Tanto na concepção de Paiva, quanto na de Castro, observa-se que as atitudes dos/as parceiros/as estão condicionadas a elementos que ultrapassam a particularidade do seu relacionamento, invadindo as regras impostas. No momento em que se vê a necessidade de adequação de papéis nas relações sexuais homoafetivas, remete-se já aos papéis do homem (ativo) e o da mulher (passivo), logo, o parceiro “passivo” ocupa um lugar já culturalmente submisso, no qual pertence à mulher, e o parceiro “ativo” é detentor de superioridade hierárquica, pois está adotando um papel culturalmente respeitado – o do homem. Polarizando, destarte, os/as parceiros/as. Na outra concepção, a explicação para a polaridade vai muito além de uma prática sexual, ela está enraizada nos problemas de gênero, nos comportamentos predefinidos para o homem e a mulher e que são incorporados pelos sujeitos LGBTI, no seu modo de agir no espaço público e privado. Logo, uma possível conclusão é de que, a polarização dos sujeitos em qualquer tipo de relacionamento amoroso é decorrência da (re)produção da lógica binária heterossexista.
O grande problema dessa polarização que existe nos arranjos amorosos é a sua consequência. Em uma perspectiva idealizada, um casal homoafetivo, por exemplo, estaria – devido à sua condição biológica – em par de igualdades, ou seja, nenhum sujeito seria superior a outro, as decisões seriam conjuntas, o preconceito de gênero no espaço privado inexistiria. Tendo, portanto, uma relação saudável, baseada no afeto, elemento fomentador da família. Não reprimindo os sujeitos, portanto, à violenta ordem natural do divino. Porém, não se pode analisar esse relacionamento a partir de um determinismo biológico como já dito anteriormente, pois a construção histórico-social está presente na formação do sujeito, e o afeto não é o único ponto fomentador para a união conjugal.
A família tradicional traz consigo uma história muito mais pautada em unidade produtiva do que em unidade emocional.

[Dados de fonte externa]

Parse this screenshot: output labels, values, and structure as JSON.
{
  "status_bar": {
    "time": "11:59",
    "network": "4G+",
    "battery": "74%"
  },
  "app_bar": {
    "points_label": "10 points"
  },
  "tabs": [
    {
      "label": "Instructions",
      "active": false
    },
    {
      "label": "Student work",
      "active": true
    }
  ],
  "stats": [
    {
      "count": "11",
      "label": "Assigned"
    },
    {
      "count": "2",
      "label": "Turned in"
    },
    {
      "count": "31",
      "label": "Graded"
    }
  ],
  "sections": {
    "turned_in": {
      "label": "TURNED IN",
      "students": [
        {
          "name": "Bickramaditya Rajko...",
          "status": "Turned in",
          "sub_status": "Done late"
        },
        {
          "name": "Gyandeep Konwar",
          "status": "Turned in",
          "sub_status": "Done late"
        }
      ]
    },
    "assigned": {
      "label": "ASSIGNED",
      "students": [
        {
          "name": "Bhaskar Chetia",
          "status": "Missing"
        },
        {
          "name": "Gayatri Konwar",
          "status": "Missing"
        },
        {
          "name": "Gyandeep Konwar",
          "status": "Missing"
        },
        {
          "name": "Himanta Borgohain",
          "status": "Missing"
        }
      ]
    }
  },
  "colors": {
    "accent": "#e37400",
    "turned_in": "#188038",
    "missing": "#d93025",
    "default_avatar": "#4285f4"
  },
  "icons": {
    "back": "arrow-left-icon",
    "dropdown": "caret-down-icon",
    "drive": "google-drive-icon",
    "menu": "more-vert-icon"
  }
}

Já com indícios de se romper com esse construto social Michel Foucault (1988) em “História da Sexualidade I” associa essa constituição familiar burguesa a mecanismos de controle de sexualidade, ou seja, seria mais um dispositivo regulador das práticas comportamentais concernentes a padrões de gênero.
Mais um apontamento fomentador para uma possível solução para a desconstrução da família burguesa pautada na hierarquização e polarização de gênero é formulada por Antony Giddens (1993), que propõe a democratização da intimidade, no qual busca romper com os padrões socialmente construídos por meio do que ele chama de “relacionamento puro”, que visa substituir a ideia de “amor romântico”. Nessa perspectiva, o tradicional daria lugar à busca da satisfação emocional do casal de forma mútua, com a construção de parcerias conjugais igualitárias da perspectiva de gênero. Por fim, alcançando uma plena compatibilidade do espaço privado com o público. E evitando, destarte, a reprodução dos papéis de dominação já culturalmente impostos e que acarretam diversas sequelas, inclusive a violência doméstica.



[1]PNAD: Significa Pesquisa Nacional por Amostra de Domicílios, no qual, obtém anualmente informações sobre características demográficas e socioeconômicas.



*O artigo do dia foi retirado de um capítulo do meu trabalho monográfico (Aplicação da Lei Maria da Penha para os Sujeitos LGBTI: performatividade e entidade familiar).